Inspired by an American movie King Kong, Juggernaut father drew a sketch of King Kong in threatening pose and asked potter Ramu to make a large model of King Kong using clay.  Juggernaut visited Ramu’s yard with his father on few occasions to see the progress. Ramu had difficulty in modeling King Kong using the sketch. Potter Ramu was not an sculptor, he was a traditional potter good in making run of the mill pots and idols using molds.  After several weeks of errors and corrections, he brought three feet high King Kong brightly painted and glazed in black with streaks of silver and dark blue in threatening pose. The King Kong’s mouth was wide open exposing large sharp white teeth and long red tongue sticking out. The sculpture looked more grotesque than threatening. Nevertheless, Juggernaut father kept the King Kong on a small pedestal like piece of an art in the center of large living room.
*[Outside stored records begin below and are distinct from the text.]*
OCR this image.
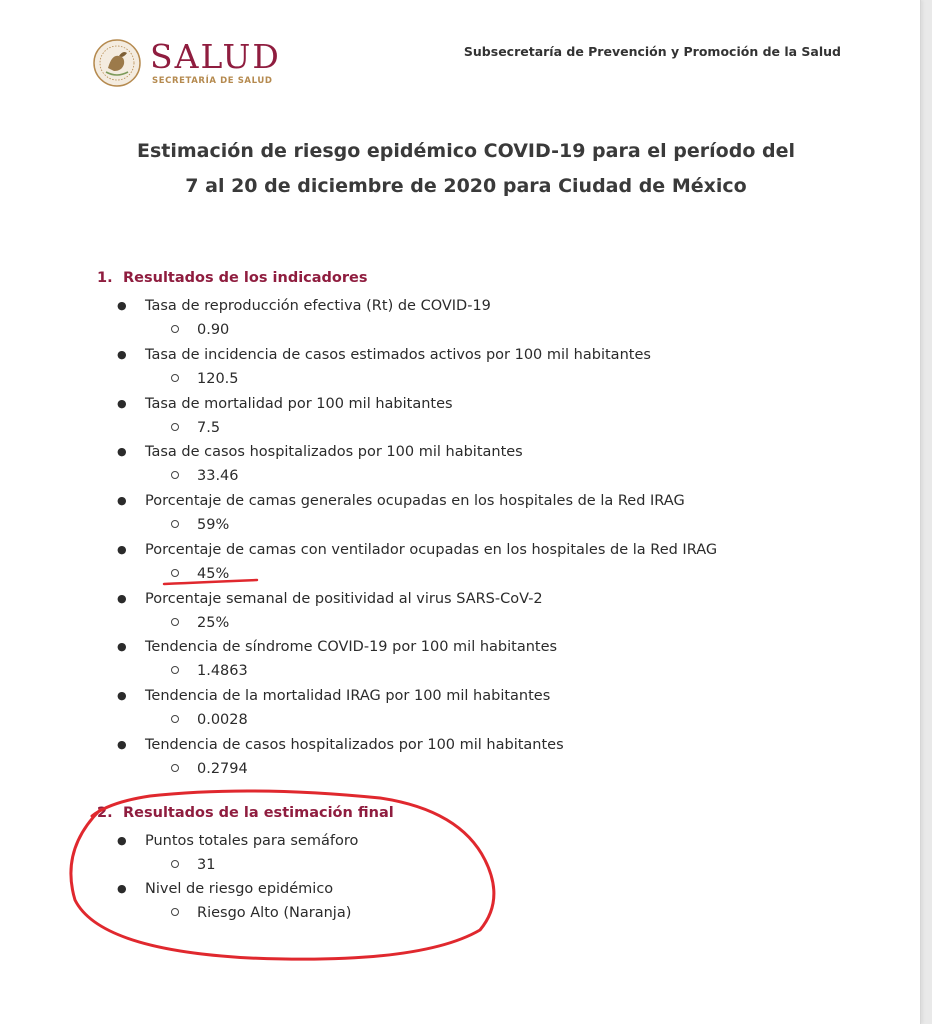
SALUD
SECRETARÍA DE SALUD
Subsecretaría de Prevención y Promoción de la Salud
Estimación de riesgo epidémico COVID-19 para el período del
7 al 20 de diciembre de 2020 para Ciudad de México
1. Resultados de los indicadores
● Tasa de reproducción efectiva (Rt) de COVID-19
0.90
● Tasa de incidencia de casos estimados activos por 100 mil habitantes
120.5
● Tasa de mortalidad por 100 mil habitantes
7.5
● Tasa de casos hospitalizados por 100 mil habitantes
33.46
● Porcentaje de camas generales ocupadas en los hospitales de la Red IRAG
59%
● Porcentaje de camas con ventilador ocupadas en los hospitales de la Red IRAG
45%
● Porcentaje semanal de positividad al virus SARS-CoV-2
25%
● Tendencia de síndrome COVID-19 por 100 mil habitantes
1.4863
● Tendencia de la mortalidad IRAG por 100 mil habitantes
0.0028
● Tendencia de casos hospitalizados por 100 mil habitantes
0.2794
2. Resultados de la estimación final
● Puntos totales para semáforo
31
● Nivel de riesgo epidémico
Riesgo Alto (Naranja)
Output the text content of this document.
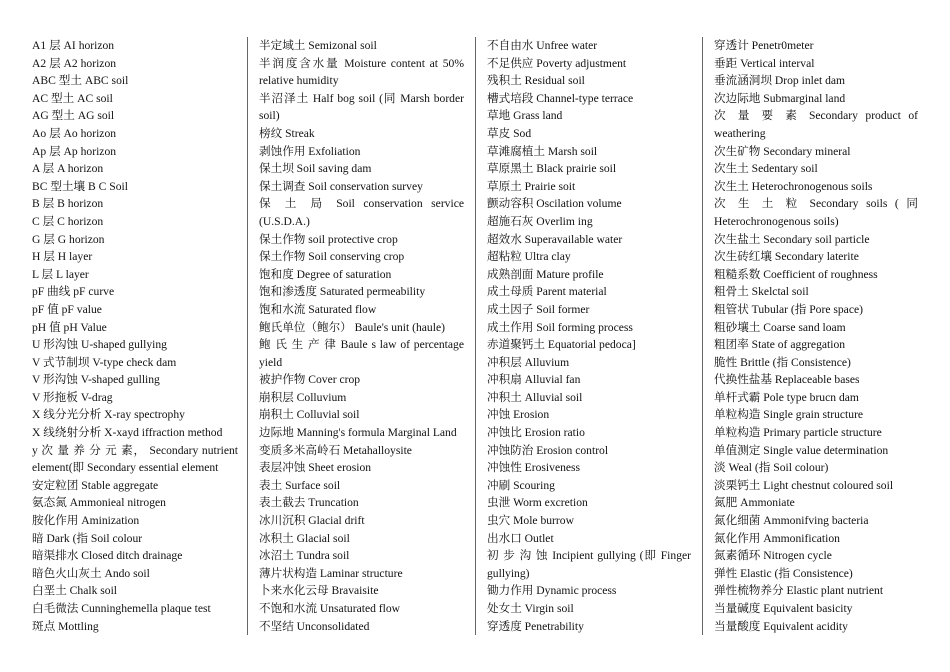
A1 层 AI horizon
A2 层 A2 horizon
ABC 型土 ABC soil
AC 型土 AC soil
AG 型土 AG soil
Ao 层 Ao horizon
Ap 层 Ap horizon
A 层 A horizon
BC 型土壤 B C Soil
B 层 B horizon
C 层 C horizon
G 层 G horizon
H 层 H layer
L 层 L layer
pF 曲线 pF curve
pF 值 pF value
pH 值 pH Value
U 形沟蚀 U-shaped gullying
V 式节制坝 V-type check dam
V 形沟蚀 V-shaped gulling
V 形拖板 V-drag
X 线分光分析 X-ray spectrophy
X 线绕射分析 X-xayd iffraction method
y 次 量 养 分 元 素， Secondary nutrient element(即 Secondary essential element
安定粒团 Stable aggregate
氨态氮 Ammonieal nitrogen
胺化作用 Aminization
暗 Dark (指 Soil colour
暗渠排水 Closed ditch drainage
暗色火山灰土 Ando soil
白垩土 Chalk soil
白毛微法 Cunninghemella plaque test
斑点 Mottling
半定域土 Semizonal soil
半润度含水量 Moisture content at 50% relative humidity
半沼泽土 Half bog soil (同 Marsh border soil)
榜纹 Streak
剥蚀作用 Exfoliation
保土坝 Soil saving dam
保土调查 Soil conservation survey
保 土 局 Soil conservation service (U.S.D.A.)
保土作物 soil protective crop
保土作物 Soil conserving crop
饱和度 Degree of saturation
饱和渗透度 Saturated permeability
饱和水流 Saturated flow
鲍氏单位（鲍尔） Baule's unit (haule)
鲍 氏 生 产 律 Baule s law of percentage yield
被护作物 Cover crop
崩积层 Colluvium
崩积土 Colluvial soil
边际地 Manning's formula Marginal Land
变质多米高岭石 Metahalloysite
表层冲蚀 Sheet erosion
表土 Surface soil
表土截去 Truncation
冰川沉积 Glacial drift
冰积土 Glacial soil
冰沼土 Tundra soil
薄片状构造 Laminar structure
卜来水化云母 Bravaisite
不饱和水流 Unsaturated flow
不坚结 Unconsolidated
不自由水 Unfree water
不足供应 Poverty adjustment
残积土 Residual soil
槽式培段 Channel-type terrace
草地 Grass land
草皮 Sod
草滩腐植土 Marsh soil
草原黑土 Black prairie soil
草原土 Prairie soit
颤动容积 Oscilation volume
超施石灰 Overlim ing
超效水 Superavailable water
超粘粒 Ultra clay
成熟剖面 Mature profile
成土母质 Parent material
成土因子 Soil former
成土作用 Soil forming process
赤道聚钙土 Equatorial pedoca]
冲积层 Alluvium
冲积扇 Alluvial fan
冲积土 Alluvial soil
冲蚀 Erosion
冲蚀比 Erosion ratio
冲蚀防治 Erosion control
冲蚀性 Erosiveness
冲刷 Scouring
虫泄 Worm excretion
虫穴 Mole burrow
出水口 Outlet
初 步 沟 蚀 Incipient gullying (即 Finger gullying)
锄力作用 Dynamic process
处女土 Virgin soil
穿透度 Penetrability
穿透计 Penetr0meter
垂距 Vertical interval
垂流涵洞坝 Drop inlet dam
次边际地 Submarginal land
次 量 要 素 Secondary product of weathering
次生矿物 Secondary mineral
次生土 Sedentary soil
次生土 Heterochronogenous soils
次 生 土 粒 Secondary soils ( 同 Heterochronogenous soils)
次生盐土 Secondary soil particle
次生砖红壤 Secondary laterite
粗糙系数 Coefficient of roughness
粗骨土 Skelctal soil
粗管状 Tubular (指 Pore space)
粗砂壤土 Coarse sand loam
粗团率 State of aggregation
脆性 Brittle (指 Consistence)
代换性盐基 Replaceable bases
单杆式霸 Pole type brucn dam
单粒构造 Single grain structure
单粒构造 Primary particle structure
单值测定 Single value determination
淡 Weal (指 Soil colour)
淡栗钙土 Light chestnut coloured soil
氮肥 Ammoniate
氮化细菌 Ammonifving bacteria
氮化作用 Ammonification
氮素循环 Nitrogen cycle
弹性 Elastic (指 Consistence)
弹性梳物养分 Elastic plant nutrient
当量碱度 Equivalent basicity
当量酸度 Equivalent acidity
Potter Ramu was a good potter in making clay idols with intricate details and paint them in bright colors but to strike a conversation with him was very hard. On occasions when the potter visited Juggernaut’ home to deliver an earthen pot or a brightly colored idol as a gift, Juggernaut tried to strike a casual conversation with him but Ramu had very little to say, his responses were always either yes or no as if his earthen pots and colorful clay idols speaks louder than his own words.

 The potter Ramu’s King Kong earthen model out lived him and Juggernaut’ father still collecting dust startling anybody that enters dark storage room.